Alex and I are so incredibly happy to spend the rest of our lives together. It makes us even happier to share in this joyous occasion with our family and friends. Thank you for celebrating with us! You are each a blessing to us, forever and we love you.

iPray


We've all heard about it- everyone's talking about it. The most up-to-date people already have it. It's been sold out of every store, and there is still huge demand because everyone wants one.The iPhone.I will admit- I too have joined the realm of iPhone seekers- curious about this seemingly essential piece of technology. I've heard it from friends, from tv, from the radio. I see it on websites--"The iPhone. Twice as fast. Half the price."That's right folks- for only $85 a month, your life will be made complete. "Even more features at your fingertips""3G wireless technology, GPS, widescreen iPod, breakthrough internet device""It redefines what a mobile phone can do--again."That's it- it REDEFINES. That's just what I've been searching for, something redefined, because it wasn't defined enough the first time. We needed something better. Something filled with more stuff. Something that could entertain us for hours without ever actually having to get up off the couch. Don't get me wrong people- these sleek little guys are pretty nifty, and I wouldn't mind having one myself, but I sometimes wonder how far we're going to let society take us.
We live in a world where sex = love, and parties = community. At what point in the history of humanity did we allow God's most precious values get so mistranslated? I don't think that God's idea of community was tipping back the bottle while grinding on the dance floor. The community God was talking about was a community of fellowship, support and love. A community where those giving to charity would actually stop and go to live among those who benefited from charity.
"Jesus was not simply a missionary to the poor. He WAS poor-born a baby refugee from the badlands of Nazareth, wandered the world a homeless rabbi, died the rotten death of insurrectionsts and bandits on the cross, executed by an oppressive empire, buried in a borrowed tomb. Jesus was crucified not for helping poor people but for joining them. That is the Jesus we follow." --The Irresistible Revolution.
The community we should be living in is reflected in Matthew 25 when we read "Lord, when did we see you hungry and feed you, or thirsty and give you something to drink? When did we see you a stranger and invite you in, or needing clothes and clothe you? When did we see you sick or in prison and go to visit you?" Jesus replies with, "Whatever you do for the least of these, you did for me". ---Well...What HAVE WE DONE for the least of these?
"We can volunteer in a social program or distribute excess food and clothing through organizations and never have to open up our homes, our beds, our dinner tables. When we get to heaven, we will be separated into those sheep and goats Jesus talks about in Matthew 25 based on how we cared for the least among us.
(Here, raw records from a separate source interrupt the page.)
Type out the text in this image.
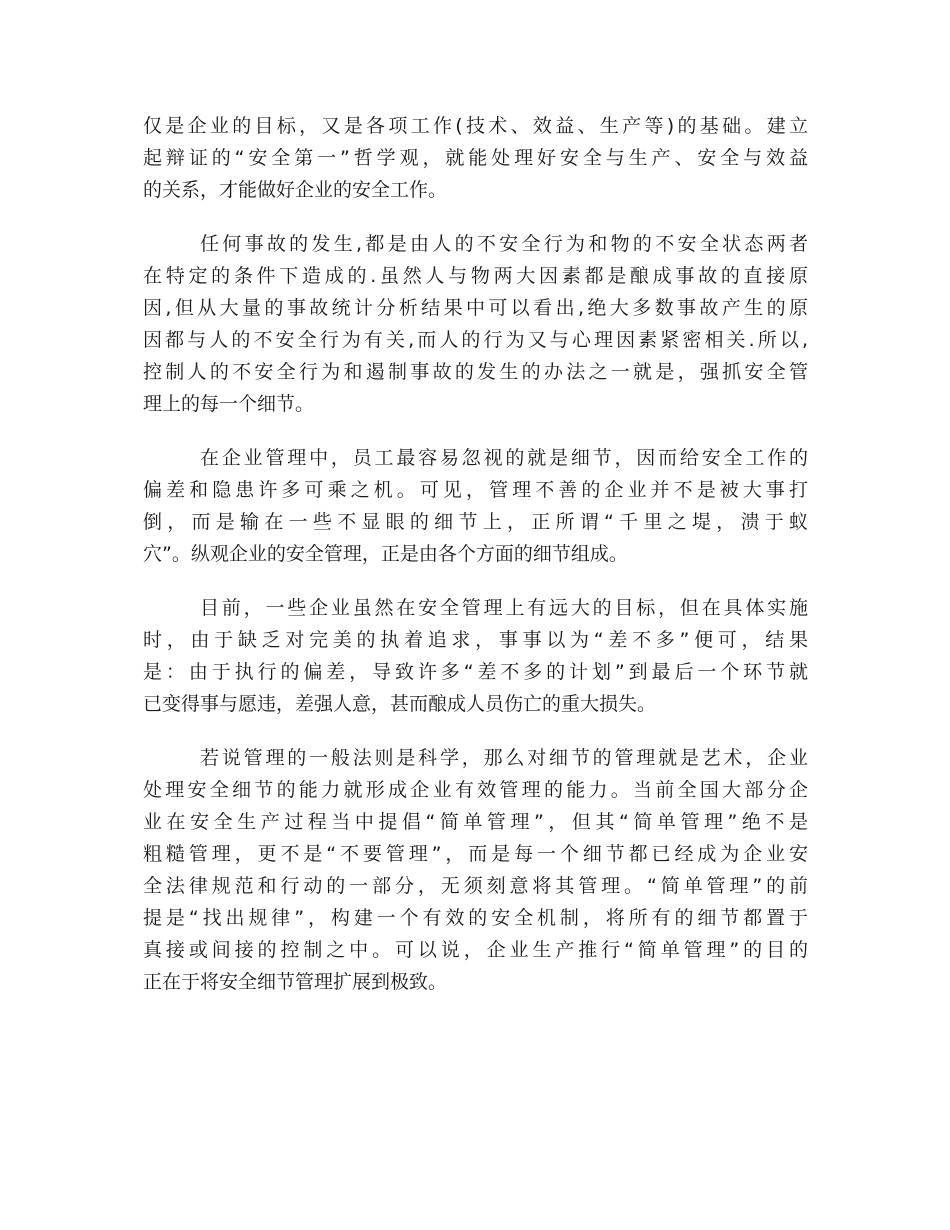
仅是企业的目标，又是各项工作(技术、效益、生产等)的基础。建立
起辩证的“安全第一”哲学观，就能处理好安全与生产、安全与效益
的关系，才能做好企业的安全工作。
任何事故的发生,都是由人的不安全行为和物的不安全状态两者
在特定的条件下造成的.虽然人与物两大因素都是酿成事故的直接原
因,但从大量的事故统计分析结果中可以看出,绝大多数事故产生的原
因都与人的不安全行为有关,而人的行为又与心理因素紧密相关.所以,
控制人的不安全行为和遏制事故的发生的办法之一就是，强抓安全管
理上的每一个细节。
在企业管理中，员工最容易忽视的就是细节，因而给安全工作的
偏差和隐患许多可乘之机。可见，管理不善的企业并不是被大事打
倒，而是输在一些不显眼的细节上，正所谓“千里之堤，溃于蚁
穴”。纵观企业的安全管理，正是由各个方面的细节组成。
目前，一些企业虽然在安全管理上有远大的目标，但在具体实施
时，由于缺乏对完美的执着追求，事事以为“差不多”便可，结果
是：由于执行的偏差，导致许多“差不多的计划”到最后一个环节就
已变得事与愿违，差强人意，甚而酿成人员伤亡的重大损失。
若说管理的一般法则是科学，那么对细节的管理就是艺术，企业
处理安全细节的能力就形成企业有效管理的能力。当前全国大部分企
业在安全生产过程当中提倡“简单管理”，但其“简单管理”绝不是
粗糙管理，更不是“不要管理”，而是每一个细节都已经成为企业安
全法律规范和行动的一部分，无须刻意将其管理。“简单管理”的前
提是“找出规律”，构建一个有效的安全机制，将所有的细节都置于
真接或间接的控制之中。可以说，企业生产推行“简单管理”的目的
正在于将安全细节管理扩展到极致。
I'm just not convinced that Jesus is going to say, "When I was hungry, you gave a check to the United Way and they fed me," or "When I was naked, you donated clothes to the Salvation Army and they clothed me." Jesus is not seeking distant acts of charity. He seeks concrete acts of love."--Shane Claiborne in The Irresistible Revolution.
Through those direct acts of love, we build a community- an essential Christian community. This sort of thing may not come "right to our fingertips" and it may not be "twice as fast and half the price"....in fact it may take twice as long and be the full price. That same full price that Jesus paid-----our entire life. This sort of community takes passion and devotion like you've never felt before. So, I pray for all the iPhone gurus (and the rest of the world) that we can channel that passion and excitement we have for our technology to a passion and excitement for God's people and community---a community that could use some redefining.